NASA SBIR 2007 Solicitation


PROPOSAL NUMBER: 07-1 X5.01-9825
SUBTOPIC TITLE: Oxygen Production from Lunar Regolith
PROPOSAL TITLE: Multi-Cell Thermal Battery

SMALL BUSINESS CONCERN (Firm Name, Mail Address, City/State/Zip, Phone)
Pioneer Astronautics
11111 W. 8th Avenue, Unit A
Lakewood, CO 80215 - 5516
(303) 980-0890

PRINCIPAL INVESTIGATOR/PROJECT MANAGER (Name, E-mail, Mail Address, City/State/Zip, Phone)
Douwe Bruinsma
11111 W. 8th Avenue, Unit A
Lakewood, CO 80215 - 5516
(303) 980-0890

Expected Technology Readiness Level (TRL) upon completion of contract: 4 to 6

TECHNICAL ABSTRACT (Limit 2000 characters, approximately 200 words)
The multi-cell thermal battery (MCTB) is a device that can recover a large fraction of the thermal energy from heated regolith and subsequently apply this energy to heat up cool regolith. The individual cells of the MCTB contain a thermal storage media that is specifically designed for optimal performance at a given temperature range. Each of these cells is charged with thermal energy from hot regolith that has been used in a lunar ISRU application. Once the MCTB is charged, the heat is transferred from the battery to newly harvested regolith. In this manner over 85% of the heat can be transferred from the expended to the new regolith. This is a large improvement especially considering that this reduces the heating requirement to produce 1000 kg of O2 from lunar regolith from an average of 1 kW to only 0.15 kW (assuming 3% O2 recovery by weight). The other irreducible power consumption of lunar ISRU O2 production is electrolysis which consumes at least 0.3 kW. Hence, using the MCTB decreases the irreducible power consumption of lunar ISRU by 65 %.

POTENTIAL NASA COMMERCIAL APPLICATIONS (Limit 1500 characters, approximately 150 words)
The primary initial application of the multi-cell thermal battery is for heat recovery from expended lunar regolith to new regolith during O¬2 production via hydrogen reduction. The MCTB reduces the heating requirement for lunar O2 production by 85% and reduces the overall power requirement by 65% given an O2 production rate of 1000 kg/year and 3% O2 recovery by weight. During the phase I the superior performance of the MCTB will be demonstrated by transferring over 60% of the heat from hot regolith at 800 oC to cold regolith initially at 25 oC. During the subsequent Phase II and Phase III programs, the MCTB will be further optimized and refined to integrate seamlessly with state-of-the-art lunar regolith reduction systems. The MCTB will be light-weight and provide significant energy savings for lunar ISRU applications.

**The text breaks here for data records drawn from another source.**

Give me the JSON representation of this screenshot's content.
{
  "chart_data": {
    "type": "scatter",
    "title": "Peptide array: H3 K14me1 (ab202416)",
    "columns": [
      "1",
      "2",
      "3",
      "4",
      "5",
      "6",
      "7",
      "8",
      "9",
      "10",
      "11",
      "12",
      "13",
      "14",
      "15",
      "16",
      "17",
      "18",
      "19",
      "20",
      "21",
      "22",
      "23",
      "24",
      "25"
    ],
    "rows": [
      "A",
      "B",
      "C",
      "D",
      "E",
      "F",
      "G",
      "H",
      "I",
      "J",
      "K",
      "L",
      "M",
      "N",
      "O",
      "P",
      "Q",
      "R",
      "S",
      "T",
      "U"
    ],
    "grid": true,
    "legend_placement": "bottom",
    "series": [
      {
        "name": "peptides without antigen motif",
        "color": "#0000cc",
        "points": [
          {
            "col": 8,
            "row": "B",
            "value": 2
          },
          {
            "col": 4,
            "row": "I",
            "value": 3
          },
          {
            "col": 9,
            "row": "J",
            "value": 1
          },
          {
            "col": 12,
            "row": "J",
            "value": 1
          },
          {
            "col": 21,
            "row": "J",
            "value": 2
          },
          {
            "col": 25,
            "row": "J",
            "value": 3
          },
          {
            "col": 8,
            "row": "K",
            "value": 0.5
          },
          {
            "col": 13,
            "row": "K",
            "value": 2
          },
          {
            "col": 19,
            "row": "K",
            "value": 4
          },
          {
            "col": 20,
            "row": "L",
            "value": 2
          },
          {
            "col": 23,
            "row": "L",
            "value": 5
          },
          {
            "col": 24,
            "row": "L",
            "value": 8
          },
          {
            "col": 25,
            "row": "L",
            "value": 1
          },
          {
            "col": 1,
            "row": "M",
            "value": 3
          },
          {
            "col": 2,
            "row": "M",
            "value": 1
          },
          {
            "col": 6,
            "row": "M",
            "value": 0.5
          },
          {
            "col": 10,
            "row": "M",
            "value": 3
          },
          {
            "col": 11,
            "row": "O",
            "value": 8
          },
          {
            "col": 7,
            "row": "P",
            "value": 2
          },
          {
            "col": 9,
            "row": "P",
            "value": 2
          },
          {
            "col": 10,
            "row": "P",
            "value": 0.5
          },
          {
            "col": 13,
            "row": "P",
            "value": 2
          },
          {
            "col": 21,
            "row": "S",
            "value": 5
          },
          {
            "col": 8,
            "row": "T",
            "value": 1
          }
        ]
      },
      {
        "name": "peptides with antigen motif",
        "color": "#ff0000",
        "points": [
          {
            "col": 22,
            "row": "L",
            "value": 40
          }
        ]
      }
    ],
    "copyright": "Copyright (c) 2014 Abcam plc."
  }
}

POTENTIAL NON-NASA COMMERCIAL APPLICATIONS (Limit 1500 characters, approximately 150 words)
The multi-cell thermal battery will be a valuable tool wherever heat needs to be stored or transferred from one solid substance to the next. Any chemical process that requires high temperatures and operates in batch mode would greatly benefit from using the MCTB to conserve energy. Batch furnaces for hardening and annealing metals, for example, require high temperatures and operate in batch mode. Using the MCTB in this application could greatly reduce the operational cost of such facilities. In such a process the expended product can be used to fill the thermal battery with heat and this heat can then be used to pre-heat the following batch. As shown before, this can lead an energy savings of over 85%.

NASA's technology taxonomy has been developed by the SBIR-STTR program to disseminate awareness of proposed and awarded R/R&D in the agency. It is a listing of over 100 technologies, sorted into broad categories, of interest to NASA.

Energy Storage
In-situ Resource Utilization
Power Management and Distribution

Form Generated on 09-18-07 17:50